Dosen FT UGM Beberkan Keuntungan dan Kelemahan Paving Block dari Limbah Plastik
Bandung Kartininews.com - Bernama Toni Permana, seorang pria berusia 46 tahun asal Padalarang, Kabupaten Bandung Barat, belakangan menjadi perbincangan publik setelah unggahan videonya viral di media sosial karena menyindir pemerintah seolah tidak ada perhatian.
Dalam video yang viral tersebut, Toni meluapkan kekecewaan karena ia telah berinovasi dan menghasilkan sebuah produk berupa paving block berbahan limbah plastik namun merasa tidak ada perhatian dari pemerintah. Dengan nada kesal, ia memperlihatkan hasil karyanya yang disebut telah ia kembangkan sejak tahun 2017.
Ia bercerita bagaimana seluruh proses produksi dilakukan secara mandiri, mulai dari membuat mesin manual hingga merakit sendiri alat pembuat paving block tanpa dukungan pihak mana pun.
“Mesin ini saya rakit sendiri dan sudah lolos uji emisi. Produk paving block ini juga sudah teruji, tapi faktanya tidak ada dukungan,” ujar Toni, Senin (6/10/2025).
Toni mengeklaim, hasil inovasinya telah mendapat sertifikasi dari Institut Teknologi Bandung (ITB) dan lolos berbagai uji kualitas material.
Meski begitu, perjuangannya tak semulus yang diharapkan. Ia menilai pemerintah kurang memberikan ruang bagi inovator lokal untuk berkembang.
Unggahannya pun menuai gelombang simpati dari warganet. Banyak yang mendesak agar pemerintah, khususnya Gubernur Jawa Barat, turun tangan.
Pemerintah diminta memberikan dukungan nyata agar karya Toni tidak berhenti hanya sebagai upaya individu, tetapi bisa berkembang menjadi solusi pengelolaan limbah plastik yang berkelanjutan. Lantas, seperti apa pandangan pakar teknik sipil terhadap paving block berbahan limbah plastik ini?
Paving block limbah plastik untuk beban ringan
Dosen Departemen Teknik Sipil dan Lingkungan Fakultas Teknik UGM, Ir Ashar Saputra ST MT PhD, menjelaskan inovasi paving block berbahan limbah plastik kini memang semakin banyak dikembangkan di Indonesia.

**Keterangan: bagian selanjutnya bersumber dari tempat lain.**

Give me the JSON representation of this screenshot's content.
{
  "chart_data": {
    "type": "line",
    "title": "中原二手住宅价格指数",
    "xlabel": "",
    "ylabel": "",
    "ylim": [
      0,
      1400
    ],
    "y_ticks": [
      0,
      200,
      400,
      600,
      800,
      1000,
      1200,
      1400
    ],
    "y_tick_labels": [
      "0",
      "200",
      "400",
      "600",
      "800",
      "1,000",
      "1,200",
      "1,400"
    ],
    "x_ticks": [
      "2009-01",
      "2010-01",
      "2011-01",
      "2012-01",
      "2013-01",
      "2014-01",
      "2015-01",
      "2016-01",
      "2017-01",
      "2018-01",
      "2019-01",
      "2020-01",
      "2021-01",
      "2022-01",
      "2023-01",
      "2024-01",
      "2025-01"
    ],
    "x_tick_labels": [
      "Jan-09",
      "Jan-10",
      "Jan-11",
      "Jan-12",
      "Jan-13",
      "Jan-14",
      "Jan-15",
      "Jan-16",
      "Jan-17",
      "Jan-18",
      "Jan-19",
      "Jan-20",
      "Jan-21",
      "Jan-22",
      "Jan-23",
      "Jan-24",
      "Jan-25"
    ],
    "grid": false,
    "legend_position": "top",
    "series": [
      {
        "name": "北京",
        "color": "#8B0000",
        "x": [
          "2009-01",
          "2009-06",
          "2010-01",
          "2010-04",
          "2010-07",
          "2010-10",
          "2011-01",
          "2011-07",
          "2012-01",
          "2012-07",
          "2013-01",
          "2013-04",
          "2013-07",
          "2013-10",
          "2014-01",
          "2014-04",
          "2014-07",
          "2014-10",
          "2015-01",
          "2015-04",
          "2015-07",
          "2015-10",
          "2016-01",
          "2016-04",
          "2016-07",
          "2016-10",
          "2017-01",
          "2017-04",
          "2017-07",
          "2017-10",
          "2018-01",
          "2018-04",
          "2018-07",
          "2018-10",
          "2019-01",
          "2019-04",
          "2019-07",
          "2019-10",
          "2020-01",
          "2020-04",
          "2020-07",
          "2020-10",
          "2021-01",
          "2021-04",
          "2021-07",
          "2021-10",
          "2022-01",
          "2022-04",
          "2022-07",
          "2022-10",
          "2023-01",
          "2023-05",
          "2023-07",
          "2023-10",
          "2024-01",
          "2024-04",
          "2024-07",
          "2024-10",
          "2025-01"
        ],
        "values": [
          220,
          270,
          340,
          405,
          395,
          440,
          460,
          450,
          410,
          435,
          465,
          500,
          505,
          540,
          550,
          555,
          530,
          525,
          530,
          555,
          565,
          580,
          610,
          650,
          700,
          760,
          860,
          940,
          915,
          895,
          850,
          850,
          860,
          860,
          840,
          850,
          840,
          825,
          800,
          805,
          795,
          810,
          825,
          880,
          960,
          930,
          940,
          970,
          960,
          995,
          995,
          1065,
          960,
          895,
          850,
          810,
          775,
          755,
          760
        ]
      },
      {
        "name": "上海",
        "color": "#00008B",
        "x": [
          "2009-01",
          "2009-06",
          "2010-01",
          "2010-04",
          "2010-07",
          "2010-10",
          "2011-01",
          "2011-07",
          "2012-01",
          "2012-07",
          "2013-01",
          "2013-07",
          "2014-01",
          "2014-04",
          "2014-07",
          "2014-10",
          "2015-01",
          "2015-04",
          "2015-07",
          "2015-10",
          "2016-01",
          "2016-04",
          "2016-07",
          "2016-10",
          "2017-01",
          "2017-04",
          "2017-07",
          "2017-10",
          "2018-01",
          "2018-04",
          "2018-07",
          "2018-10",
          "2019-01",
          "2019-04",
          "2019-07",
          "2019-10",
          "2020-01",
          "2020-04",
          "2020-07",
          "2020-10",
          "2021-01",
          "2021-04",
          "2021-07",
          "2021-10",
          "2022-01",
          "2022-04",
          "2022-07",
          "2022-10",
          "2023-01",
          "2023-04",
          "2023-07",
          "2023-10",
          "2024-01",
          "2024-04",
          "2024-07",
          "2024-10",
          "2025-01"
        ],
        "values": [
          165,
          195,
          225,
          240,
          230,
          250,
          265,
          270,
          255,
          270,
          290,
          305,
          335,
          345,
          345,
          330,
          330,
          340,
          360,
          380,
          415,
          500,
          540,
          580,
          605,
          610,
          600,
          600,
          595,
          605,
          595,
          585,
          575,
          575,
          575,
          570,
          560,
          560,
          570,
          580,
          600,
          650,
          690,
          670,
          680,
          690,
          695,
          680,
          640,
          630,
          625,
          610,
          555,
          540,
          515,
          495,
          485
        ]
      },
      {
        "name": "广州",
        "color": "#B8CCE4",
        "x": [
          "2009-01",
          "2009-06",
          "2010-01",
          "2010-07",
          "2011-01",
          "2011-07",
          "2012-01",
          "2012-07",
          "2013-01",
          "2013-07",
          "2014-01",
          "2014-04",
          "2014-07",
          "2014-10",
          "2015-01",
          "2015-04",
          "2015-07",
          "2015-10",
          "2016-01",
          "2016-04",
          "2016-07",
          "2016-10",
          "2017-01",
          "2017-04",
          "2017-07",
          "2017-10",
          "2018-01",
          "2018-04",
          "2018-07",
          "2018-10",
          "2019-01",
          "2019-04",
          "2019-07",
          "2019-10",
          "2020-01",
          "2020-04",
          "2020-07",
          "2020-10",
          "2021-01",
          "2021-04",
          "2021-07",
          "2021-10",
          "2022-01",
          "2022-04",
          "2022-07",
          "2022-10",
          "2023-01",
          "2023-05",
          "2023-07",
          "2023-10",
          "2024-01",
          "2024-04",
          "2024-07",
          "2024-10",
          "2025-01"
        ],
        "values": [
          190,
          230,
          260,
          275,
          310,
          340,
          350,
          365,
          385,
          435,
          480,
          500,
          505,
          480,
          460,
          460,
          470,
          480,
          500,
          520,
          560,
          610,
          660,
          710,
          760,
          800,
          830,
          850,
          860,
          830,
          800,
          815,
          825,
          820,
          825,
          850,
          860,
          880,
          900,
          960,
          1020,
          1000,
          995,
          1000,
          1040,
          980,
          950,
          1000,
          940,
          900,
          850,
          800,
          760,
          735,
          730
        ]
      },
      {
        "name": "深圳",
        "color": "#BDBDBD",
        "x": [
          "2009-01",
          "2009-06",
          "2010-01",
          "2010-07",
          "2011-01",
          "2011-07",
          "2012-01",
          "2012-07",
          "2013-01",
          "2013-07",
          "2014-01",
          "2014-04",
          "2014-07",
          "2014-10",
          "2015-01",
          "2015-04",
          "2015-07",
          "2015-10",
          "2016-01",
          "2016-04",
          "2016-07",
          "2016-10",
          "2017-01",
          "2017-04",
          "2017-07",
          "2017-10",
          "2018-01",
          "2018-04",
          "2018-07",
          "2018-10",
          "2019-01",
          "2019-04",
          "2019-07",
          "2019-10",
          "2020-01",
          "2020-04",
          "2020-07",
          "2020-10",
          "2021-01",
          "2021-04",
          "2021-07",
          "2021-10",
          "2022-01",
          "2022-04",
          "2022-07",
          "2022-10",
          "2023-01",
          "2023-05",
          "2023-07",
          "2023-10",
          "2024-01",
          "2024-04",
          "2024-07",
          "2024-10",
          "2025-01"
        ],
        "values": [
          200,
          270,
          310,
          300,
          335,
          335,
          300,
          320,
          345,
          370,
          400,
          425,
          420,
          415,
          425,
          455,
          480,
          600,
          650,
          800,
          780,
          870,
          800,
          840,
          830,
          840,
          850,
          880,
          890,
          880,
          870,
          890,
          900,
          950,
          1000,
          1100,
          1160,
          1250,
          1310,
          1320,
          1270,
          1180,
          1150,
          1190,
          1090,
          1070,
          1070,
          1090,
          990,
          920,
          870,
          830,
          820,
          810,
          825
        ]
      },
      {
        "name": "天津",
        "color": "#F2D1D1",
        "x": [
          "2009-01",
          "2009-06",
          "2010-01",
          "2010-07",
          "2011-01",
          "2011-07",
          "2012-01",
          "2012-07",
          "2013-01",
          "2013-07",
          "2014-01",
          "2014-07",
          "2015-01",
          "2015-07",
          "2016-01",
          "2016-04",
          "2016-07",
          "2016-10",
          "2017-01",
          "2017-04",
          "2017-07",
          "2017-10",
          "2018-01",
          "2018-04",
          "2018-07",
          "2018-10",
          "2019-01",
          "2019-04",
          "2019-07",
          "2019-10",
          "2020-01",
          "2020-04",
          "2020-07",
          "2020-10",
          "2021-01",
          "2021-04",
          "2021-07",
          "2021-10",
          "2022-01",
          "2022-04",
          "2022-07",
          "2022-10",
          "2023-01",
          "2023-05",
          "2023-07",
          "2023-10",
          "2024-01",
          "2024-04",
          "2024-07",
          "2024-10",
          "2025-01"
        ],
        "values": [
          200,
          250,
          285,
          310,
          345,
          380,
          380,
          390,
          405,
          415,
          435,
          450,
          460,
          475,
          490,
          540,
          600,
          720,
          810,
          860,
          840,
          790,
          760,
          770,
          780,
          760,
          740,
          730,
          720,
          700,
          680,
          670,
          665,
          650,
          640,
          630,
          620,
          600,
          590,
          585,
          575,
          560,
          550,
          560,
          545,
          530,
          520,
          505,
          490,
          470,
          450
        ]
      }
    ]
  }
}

Paving block berbahan limbah plastik merupakan salah satu alternatif upaya mengurangi penumpukan sampah plastik.
Meski begitu, ia menekankan bahwa produk semacam ini tetap harus melalui uji kelayakan dan kesesuaian standar teknis sebelum digunakan secara luas.
“Semua produk yang akan digunakan mestinya sudah diuji terlebih dahulu untuk disesuaikan dengan persyaratan dan penggunaannya,” ujar Ashar kepada wartawan.
Menurutnya, paving block memiliki beragam kelas penggunaan, mulai dari yang diperuntukkan bagi jalur kendaraan berat hingga kebutuhan ringan seperti area pejalan kaki atau halaman parkir rumah.
Karena itu, pemilihan bahan dasar, baik beton maupun plastik daur ulang, harus disesuaikan dengan fungsi dan beban yang akan ditopang.
“Sejauh yang saya tahu, untuk penggunaan beban ringan seperti pedestrian atau halaman parkir garasi rumah, paving block dari limbah plastik sudah memenuhi,” jelasnya.
Belum ada standar ideal pembuatan paving block Secara umum, lanjut Ashar, paving block baik yang berbahan beton maupun plastik dapat digunakan di berbagai kondisi lingkungan, selama tanah dasarnya disiapkan sesuai kaidah teknis.
Namun untuk bahan dari limbah plastik, ia menilai masih terdapat banyak variasi komposisi dan metode pembuatan, sehingga belum ada standar ideal yang bisa disepakati.
“Kalau dari limbah plastik, variasinya banyak sekali tergantung jenis plastik, ukuran potongan, dan metode pembuatannya. Jadi tidak ada yang bisa dikatakan ideal,” tuturnya menegaskan.
Ashar menambahkan, mutu produk menjadi faktor penentu utama dalam menentukan seberapa jauh paving block dari limbah plastik bisa dimanfaatkan.
Untuk saat ini, kinerja bahan tersebut baru sebatas memenuhi kebutuhan dengan beban ringan, dan belum direkomendasikan untuk jalan yang dilalui kendaraan berat.
“Tergantung dari mutu produknya, ingin mengejar penggunaan yang seperti apa. Namun sejauh yang saya tahu, kinerjanya baru bisa untuk jalur pedestrian dan parkiran rumah tinggal,” katanya.